Sales representatives sell goods or services directly to customers or clients in person or over the phone.

Their goal is to get an order from customers by sharing information about product features and benefits while overcoming objections concerning price or other factors that could prevent them from making a purchase decision.


Operations and logistics managers oversee operations involved in producing or delivering a company’s products or services.

The operations function includes

  1. Planning inventory levels
  2. Determining how much labor it will need to meet the demand
  3. Ensuring that necessary equipment is available when needed
  4. Ensuring efficient movement of materials between locations and vendors
  5. Managing transportation costs
  6. Overseeing production schedules and staff performance
  7. Controlling waste produced during manufacturing processes and shipping activities (e.g., hazardous materials)
  8. Monitoring equipment performance to ensure safety standards are met
  9. Identifying potential new technologies that could improve efficiency without compromising quality standards
  10. Evaluating suppliers based on cost-effectiveness and risk management concerns such as quality control measures and reliability levels of delivery dates/times etc.
  11. Developing operating budgets based on revenue projections using supply chain management techniques, etc.


5. Human Resources (HR)

When people think of HR, they often think only of hiring employees or handling workplace complaints. But HR is actually much more than that.

Human Resources encompasses all things relating to employees at a company, including administrative benefits and payroll.

For example, one human resources manager may work specifically with benefits while another works with payroll.

One main benefit of having an HR department is keeping track of employee records like tax forms and retirement accounts so they aren’t lost among other company documents when an employee leaves (or changes departments).

Job and Responsibilities

Professionals manage and oversee all aspects of an organization’s human capital—its employees, including recruitment, hiring, training, administrative benefits, performance management, employee relations, and termination.

They may also provide guidance to managers on how to handle employee issues or conduct training sessions for managers on effective leadership skills.

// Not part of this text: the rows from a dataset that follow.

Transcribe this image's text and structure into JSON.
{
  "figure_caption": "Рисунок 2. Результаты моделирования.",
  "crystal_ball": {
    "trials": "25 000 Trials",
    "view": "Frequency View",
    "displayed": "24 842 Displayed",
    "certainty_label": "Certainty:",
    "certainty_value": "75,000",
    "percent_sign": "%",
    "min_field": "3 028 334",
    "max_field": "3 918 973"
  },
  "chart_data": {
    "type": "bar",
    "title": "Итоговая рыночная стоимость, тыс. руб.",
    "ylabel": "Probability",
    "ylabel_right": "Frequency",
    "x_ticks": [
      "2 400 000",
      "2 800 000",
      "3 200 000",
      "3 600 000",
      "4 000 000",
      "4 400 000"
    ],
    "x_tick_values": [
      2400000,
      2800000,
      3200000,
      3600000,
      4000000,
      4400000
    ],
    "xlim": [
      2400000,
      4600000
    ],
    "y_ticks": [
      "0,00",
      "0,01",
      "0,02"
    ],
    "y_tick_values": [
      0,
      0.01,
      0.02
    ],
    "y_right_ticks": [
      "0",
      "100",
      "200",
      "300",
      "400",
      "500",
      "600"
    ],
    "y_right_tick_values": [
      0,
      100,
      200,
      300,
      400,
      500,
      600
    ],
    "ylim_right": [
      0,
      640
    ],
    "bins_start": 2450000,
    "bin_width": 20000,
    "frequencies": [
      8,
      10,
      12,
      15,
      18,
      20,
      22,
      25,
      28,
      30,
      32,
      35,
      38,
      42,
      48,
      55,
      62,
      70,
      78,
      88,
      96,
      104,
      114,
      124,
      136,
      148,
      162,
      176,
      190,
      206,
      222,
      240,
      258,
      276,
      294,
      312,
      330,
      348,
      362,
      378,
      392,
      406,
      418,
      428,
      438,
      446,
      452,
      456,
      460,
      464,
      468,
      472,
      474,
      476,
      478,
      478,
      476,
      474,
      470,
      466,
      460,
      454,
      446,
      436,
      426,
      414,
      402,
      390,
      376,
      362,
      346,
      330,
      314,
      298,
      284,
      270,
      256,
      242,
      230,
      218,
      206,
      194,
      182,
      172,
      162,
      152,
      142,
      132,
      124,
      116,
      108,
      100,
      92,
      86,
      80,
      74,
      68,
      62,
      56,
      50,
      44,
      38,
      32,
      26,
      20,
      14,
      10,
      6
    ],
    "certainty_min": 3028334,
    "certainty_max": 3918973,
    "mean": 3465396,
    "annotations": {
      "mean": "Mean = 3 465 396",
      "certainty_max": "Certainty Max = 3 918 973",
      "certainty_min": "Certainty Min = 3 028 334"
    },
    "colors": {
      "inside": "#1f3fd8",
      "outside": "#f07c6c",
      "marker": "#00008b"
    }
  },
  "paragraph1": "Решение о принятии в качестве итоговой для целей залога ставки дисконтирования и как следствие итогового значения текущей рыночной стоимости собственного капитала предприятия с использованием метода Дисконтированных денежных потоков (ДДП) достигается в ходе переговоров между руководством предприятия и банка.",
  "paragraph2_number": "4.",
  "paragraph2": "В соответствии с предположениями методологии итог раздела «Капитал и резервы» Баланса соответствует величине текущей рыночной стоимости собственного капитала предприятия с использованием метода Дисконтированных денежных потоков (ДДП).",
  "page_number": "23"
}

Some HR professionals manage payroll and benefits functions as well.

The HR department is also responsible for keeping tabs on important files from other departments as well to make sure documents related to the company are in order


6. Information Technology

Information technology (IT) specialists design, develop, implement and maintain computer hardware and software consultancy systems that help organizations store data efficiently; create databases and send information over networks.

They keep track of inventory; schedule meetings and events; perform accounting functions such as paying bills or recording transactions in a database; automate business processes such as customer service operations and supply chain management systems.

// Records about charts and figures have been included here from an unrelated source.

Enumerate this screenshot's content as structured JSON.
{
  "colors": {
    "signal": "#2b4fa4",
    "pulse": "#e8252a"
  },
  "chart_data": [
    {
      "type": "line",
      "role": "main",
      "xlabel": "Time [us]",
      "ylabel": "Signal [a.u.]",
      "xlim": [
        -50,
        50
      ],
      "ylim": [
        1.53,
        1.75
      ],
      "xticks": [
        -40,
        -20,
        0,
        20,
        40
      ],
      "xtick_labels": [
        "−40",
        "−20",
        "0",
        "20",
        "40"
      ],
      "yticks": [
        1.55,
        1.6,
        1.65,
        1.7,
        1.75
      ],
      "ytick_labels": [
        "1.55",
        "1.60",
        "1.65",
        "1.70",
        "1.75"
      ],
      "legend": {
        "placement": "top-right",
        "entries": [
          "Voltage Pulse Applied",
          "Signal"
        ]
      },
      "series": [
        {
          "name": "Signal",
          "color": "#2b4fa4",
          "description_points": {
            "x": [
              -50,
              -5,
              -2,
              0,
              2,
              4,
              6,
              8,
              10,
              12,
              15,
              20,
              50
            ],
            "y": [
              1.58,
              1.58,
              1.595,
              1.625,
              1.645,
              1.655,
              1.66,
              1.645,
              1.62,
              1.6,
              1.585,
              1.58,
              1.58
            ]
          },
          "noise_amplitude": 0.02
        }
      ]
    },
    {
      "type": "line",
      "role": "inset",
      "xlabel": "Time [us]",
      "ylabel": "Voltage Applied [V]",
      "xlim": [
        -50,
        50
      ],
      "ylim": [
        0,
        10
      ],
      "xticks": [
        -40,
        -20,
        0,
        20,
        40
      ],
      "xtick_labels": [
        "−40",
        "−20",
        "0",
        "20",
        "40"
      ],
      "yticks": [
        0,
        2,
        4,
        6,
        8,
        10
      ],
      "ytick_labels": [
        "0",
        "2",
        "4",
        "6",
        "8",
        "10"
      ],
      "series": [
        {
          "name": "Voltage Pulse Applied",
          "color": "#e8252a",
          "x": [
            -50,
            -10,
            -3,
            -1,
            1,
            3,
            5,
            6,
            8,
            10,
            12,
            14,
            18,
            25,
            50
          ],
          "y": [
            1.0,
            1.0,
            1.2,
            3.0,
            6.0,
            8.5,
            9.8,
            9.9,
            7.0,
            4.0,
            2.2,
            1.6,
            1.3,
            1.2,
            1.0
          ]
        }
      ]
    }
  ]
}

ITs are also responsible for monitoring security systems to ensure privacy protection and prevent cybercrime; developing new technologies that can improve efficiency without compromising quality standards, etc.

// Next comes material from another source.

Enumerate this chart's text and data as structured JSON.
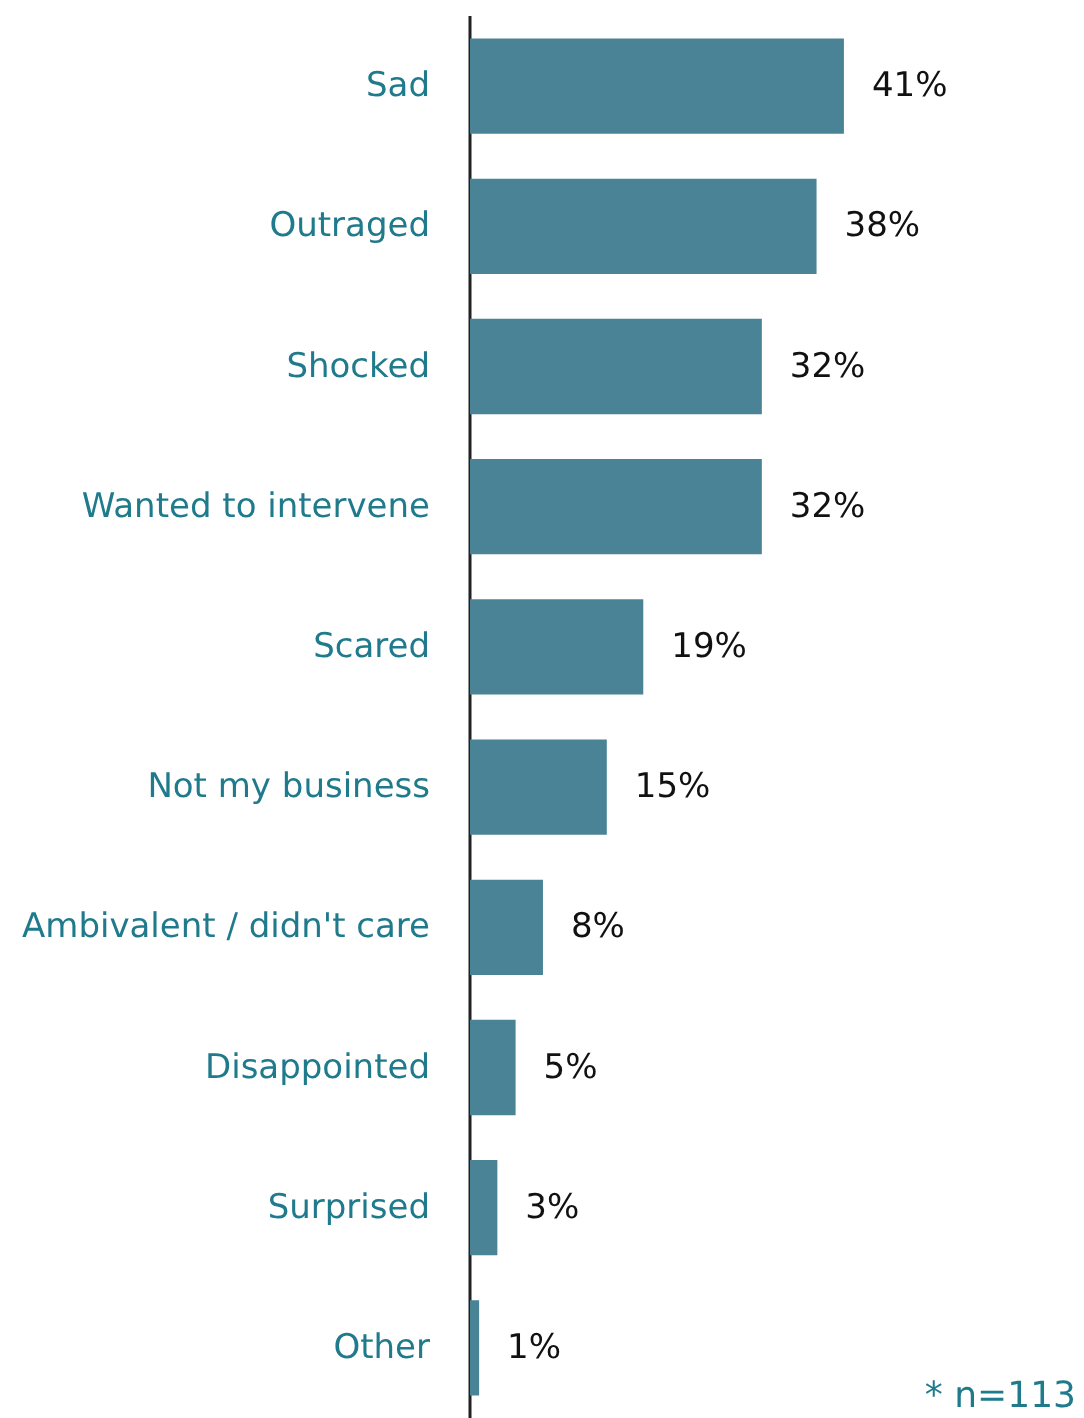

In summary, business functions are critical to any company’s success. They define and shape what your company is and how it functions.

They also play an important role in how you lead and manage your team. If you want to learn more about some specific areas, check out our resources on HR and marketing.

Keep in mind that each function has its own duties and responsibilities, so what works for one function may not work for another.

When creating or expanding your company’s functions, make sure you find ones that align with your overall mission and each department’s goals.